6 Jun 2016
Figure 4. Abdominal ultrasonography of a six-year-old Tibetan terrier demonstrating the pancreas to be swollen and hypoechoic, and the surrounding fat to be hyperechoic, consistent with acute pancreatitis.
Acute gastrointestinal (GI) signs in cats and dogs can sometimes be challenging to manage. Medical history, physical examination and basic investigation, such as bloodwork, will often provide enough information to classify the clinical signs as primary GI or secondary to an extra-gastrointestinal condition.
Once an underlying extra-gastrointestinal condition has been ruled out, the clinician should assess the severity of the clinical signs and decide an appropriate diagnostic and therapeutic approach.
Uncomplicated GI signs can initially be treated symptomatically with dietary modification, antacid medication and antiemetic drugs as necessary. In the event of non-resolution or relapse of the clinical signs, or if the patient initially presents with certain criteria, including extreme age, depression, dehydration, hypothermia, marked pyrexia, cardiovascular instability, GI bleeding and abnormal abdominal palpation, further investigations and/or specific management have to be considered.
Abdominal ultrasonography and/or abdominal radiography will be necessary in some patients to provide a definitive diagnosis and rule out surgical disease.

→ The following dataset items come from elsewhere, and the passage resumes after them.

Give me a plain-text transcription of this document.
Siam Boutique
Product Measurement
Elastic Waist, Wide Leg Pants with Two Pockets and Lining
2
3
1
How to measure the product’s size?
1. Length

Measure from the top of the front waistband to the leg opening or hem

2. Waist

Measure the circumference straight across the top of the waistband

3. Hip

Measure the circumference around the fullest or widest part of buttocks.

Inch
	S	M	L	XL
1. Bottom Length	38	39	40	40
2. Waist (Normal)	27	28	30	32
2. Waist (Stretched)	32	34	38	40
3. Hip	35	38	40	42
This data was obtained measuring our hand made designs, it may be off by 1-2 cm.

Acute onset gastrointestinal (GI) signs are a common reason for presentation to veterinary practice. Although very common, acute vomiting and/or diarrhoea in cats and dogs can be challenging to manage.
Unfortunately, it is very difficult, and often impossible, to get a definitive diagnosis based only on clinical assessment and basic investigation. The aim of the first consultation in a dog or cat with acute vomiting and/or diarrhoea is to recognise which case needs immediate investigation and management, and which can be started on symptomatic treatment only and re-evaluated if no improvement is reported.
Identification of various abnormalities, including severe dehydration and hypovolaemia and melaena, will help the decision-making process (Figure 1). The differential diagnoses for acute GI signs are presented in Table 1.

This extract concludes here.